Tonight I was thinking about the importance of the number of indexed weblogs when choosing a search service. PubSub claims to track 6.6 million sources, Technorati claims to track 4.7 million weblogs, and Feedster claims to track 1.1 million feeds. What can the target audience of these services do with this information? I decided to do some comparative research from the point of view of a marketing department tracking the buzz around their new advertising campaign.

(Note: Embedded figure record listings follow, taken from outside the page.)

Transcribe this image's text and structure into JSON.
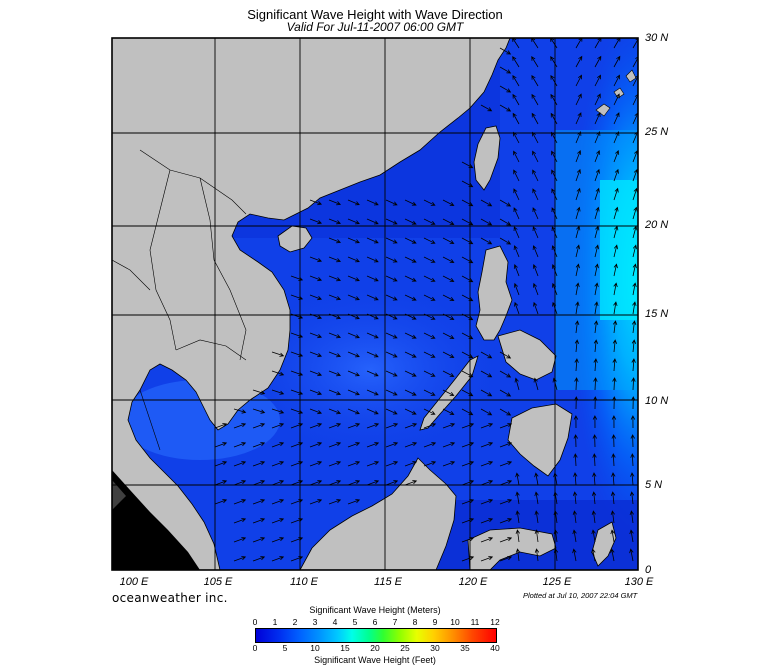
{
  "header": {
    "title": "Significant Wave Height with Wave Direction",
    "subtitle": "Valid For Jul-11-2007 06:00 GMT"
  },
  "map": {
    "lat_labels": [
      "30 N",
      "25 N",
      "20 N",
      "15 N",
      "10 N",
      "5 N",
      "0"
    ],
    "lon_labels": [
      "100 E",
      "105 E",
      "110 E",
      "115 E",
      "120 E",
      "125 E",
      "130 E"
    ],
    "land_color": "#c0c0c0",
    "ocean_base_color": "#1040e8",
    "arrow_color": "#000000"
  },
  "footer": {
    "brand": "oceanweather inc.",
    "plotted": "Plotted at Jul 10, 2007 22:04 GMT"
  },
  "legend": {
    "title_meters": "Significant Wave Height (Meters)",
    "title_feet": "Significant Wave Height (Feet)",
    "meters_ticks": [
      "0",
      "1",
      "2",
      "3",
      "4",
      "5",
      "6",
      "7",
      "8",
      "9",
      "10",
      "11",
      "12"
    ],
    "feet_ticks": [
      "0",
      "5",
      "10",
      "15",
      "20",
      "25",
      "30",
      "35",
      "40"
    ]
  }
}
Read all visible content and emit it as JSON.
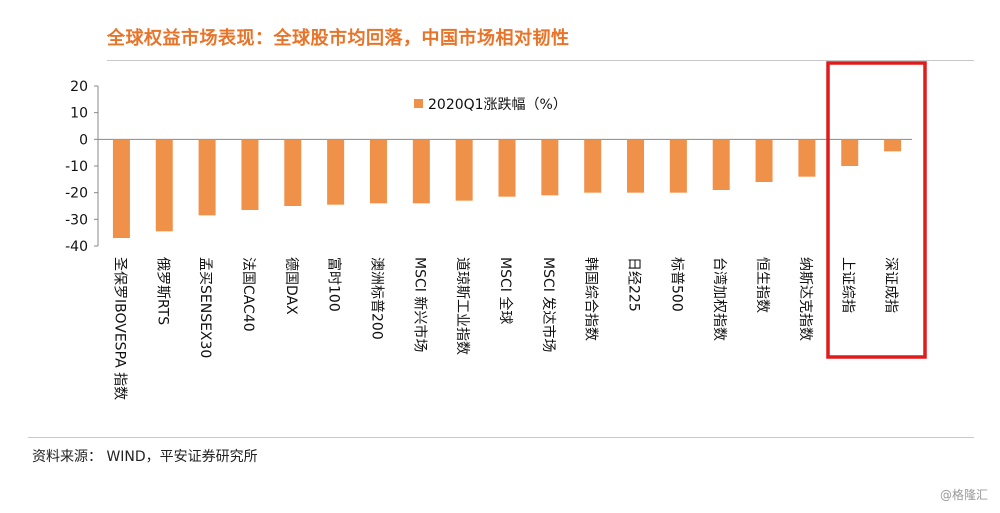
{
  "title": "全球权益市场表现：全球股市均回落，中国市场相对韧性",
  "source": "资料来源： WIND，平安证券研究所",
  "watermark": "@格隆汇",
  "colors": {
    "bar": "#F0914A",
    "title": "#E8742A",
    "highlight": "#E01B1B"
  },
  "chart_data": {
    "type": "bar",
    "legend": {
      "label": "2020Q1涨跌幅（%）",
      "placement": "top-center"
    },
    "categories": [
      "圣保罗IBOVESPA 指数",
      "俄罗斯RTS",
      "孟买SENSEX30",
      "法国CAC40",
      "德国DAX",
      "富时100",
      "澳洲标普200",
      "MSCI 新兴市场",
      "道琼斯工业指数",
      "MSCI 全球",
      "MSCI 发达市场",
      "韩国综合指数",
      "日经225",
      "标普500",
      "台湾加权指数",
      "恒生指数",
      "纳斯达克指数",
      "上证综指",
      "深证成指"
    ],
    "values": [
      -37,
      -34.5,
      -28.5,
      -26.5,
      -25,
      -24.5,
      -24,
      -24,
      -23,
      -21.5,
      -21,
      -20,
      -20,
      -20,
      -19,
      -16,
      -14,
      -10,
      -4.5
    ],
    "yticks": [
      20,
      10,
      0,
      -10,
      -20,
      -30,
      -40
    ],
    "ylim": [
      -40,
      20
    ],
    "highlight": [
      "上证综指",
      "深证成指"
    ]
  }
}
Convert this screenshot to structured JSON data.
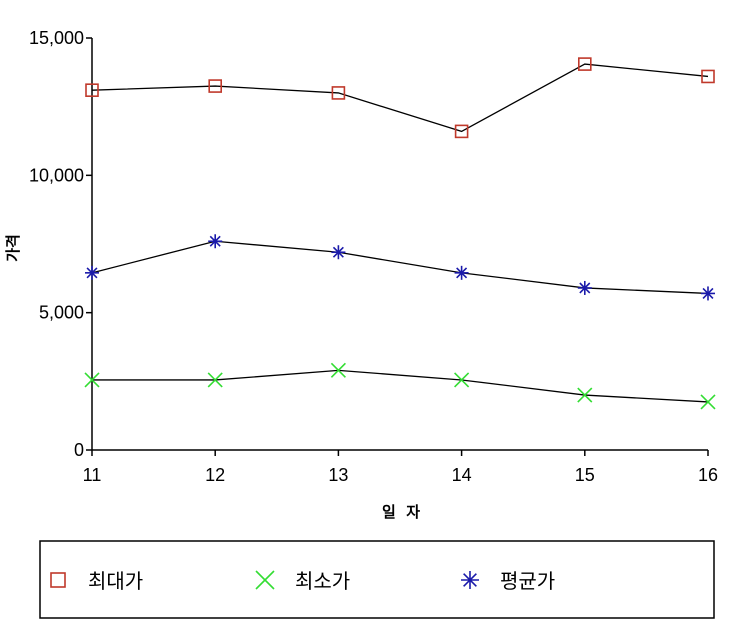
{
  "chart_data": {
    "type": "line",
    "title": "",
    "xlabel": "일  자",
    "ylabel": "가격",
    "categories": [
      "11",
      "12",
      "13",
      "14",
      "15",
      "16"
    ],
    "yticks": [
      "0",
      "5,000",
      "10,000",
      "15,000"
    ],
    "ytick_values": [
      0,
      5000,
      10000,
      15000
    ],
    "ylim": [
      0,
      15000
    ],
    "grid": false,
    "legend_position": "bottom",
    "series": [
      {
        "name": "최대가",
        "marker": "square",
        "color": "#c0392b",
        "values": [
          13100,
          13250,
          13000,
          11600,
          14050,
          13600
        ]
      },
      {
        "name": "최소가",
        "marker": "x",
        "color": "#33dd33",
        "values": [
          2550,
          2550,
          2900,
          2550,
          2000,
          1750
        ]
      },
      {
        "name": "평균가",
        "marker": "asterisk",
        "color": "#1a1aaa",
        "values": [
          6450,
          7600,
          7200,
          6450,
          5900,
          5700
        ]
      }
    ]
  }
}
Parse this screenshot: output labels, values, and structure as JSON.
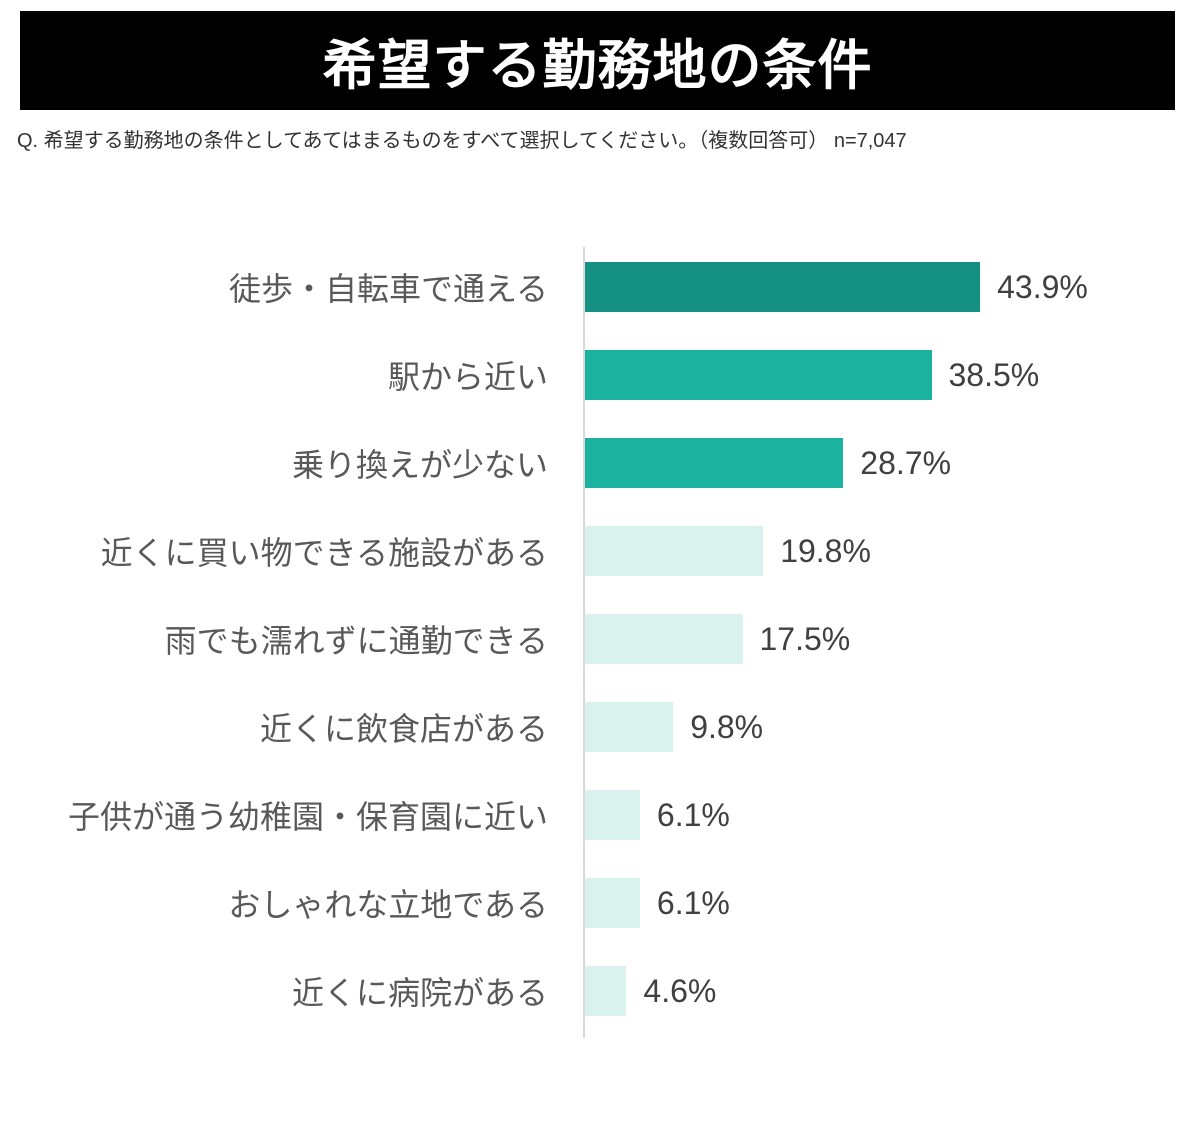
{
  "header": {
    "title": "希望する勤務地の条件",
    "subtitle": "Q. 希望する勤務地の条件としてあてはまるものをすべて選択してください。（複数回答可） n=7,047",
    "sample_size": "n=7,047"
  },
  "colors": {
    "banner_bg": "#000000",
    "banner_text": "#ffffff",
    "bar_dark": "#159184",
    "bar_medium": "#1cb2a0",
    "bar_light": "#d9f2ee",
    "axis_line": "#d9d9d9",
    "category_text": "#595959",
    "value_text": "#404040",
    "subtitle_text": "#333333",
    "background": "#ffffff"
  },
  "chart_data": {
    "type": "bar",
    "orientation": "horizontal",
    "title": "希望する勤務地の条件",
    "categories": [
      "徒歩・自転車で通える",
      "駅から近い",
      "乗り換えが少ない",
      "近くに買い物できる施設がある",
      "雨でも濡れずに通勤できる",
      "近くに飲食店がある",
      "子供が通う幼稚園・保育園に近い",
      "おしゃれな立地である",
      "近くに病院がある"
    ],
    "values": [
      43.9,
      38.5,
      28.7,
      19.8,
      17.5,
      9.8,
      6.1,
      6.1,
      4.6
    ],
    "value_labels": [
      "43.9%",
      "38.5%",
      "28.7%",
      "19.8%",
      "17.5%",
      "9.8%",
      "6.1%",
      "6.1%",
      "4.6%"
    ],
    "bar_colors": [
      "dark",
      "medium",
      "medium",
      "light",
      "light",
      "light",
      "light",
      "light",
      "light"
    ],
    "xlabel": "",
    "ylabel": "",
    "xlim": [
      0,
      50
    ],
    "grid": false,
    "legend": false,
    "data_labels": "outside-end"
  }
}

Kevin Kringle is a digital word-of-mouth marketing campaign created by Best Buy and SMG Reverb. The marketing campaign is officially under a month old so it should be a good proving ground for live searches. The search phrase is “Kevin Kringle” in all cases.
- 22,500 results
- Last mention 5 days ago
- Yahoo!
- 10,300 results
- Feedster
- 21 results
- Last mention 3 days ago
- Technorati
- 8 results
- Last mention 5 days ago
- Bloglines
- 2 results
- Last mention 11 days ago
Still waiting on results from PubSub. Feedster’s results page shows 100 results even though there are only 21. Feedster phrase search did not display correctly on my results pages.
The big search engines (Google, Yahoo!) performed better than I thought they would although you cannot yet subscribe to a search from a big search engine. Despite errors presenting the data, Feedster appeared to have the most results and most recently updated listings. Technorati and Feedster could both do a better job with on-page promotions of persistent search capabilities.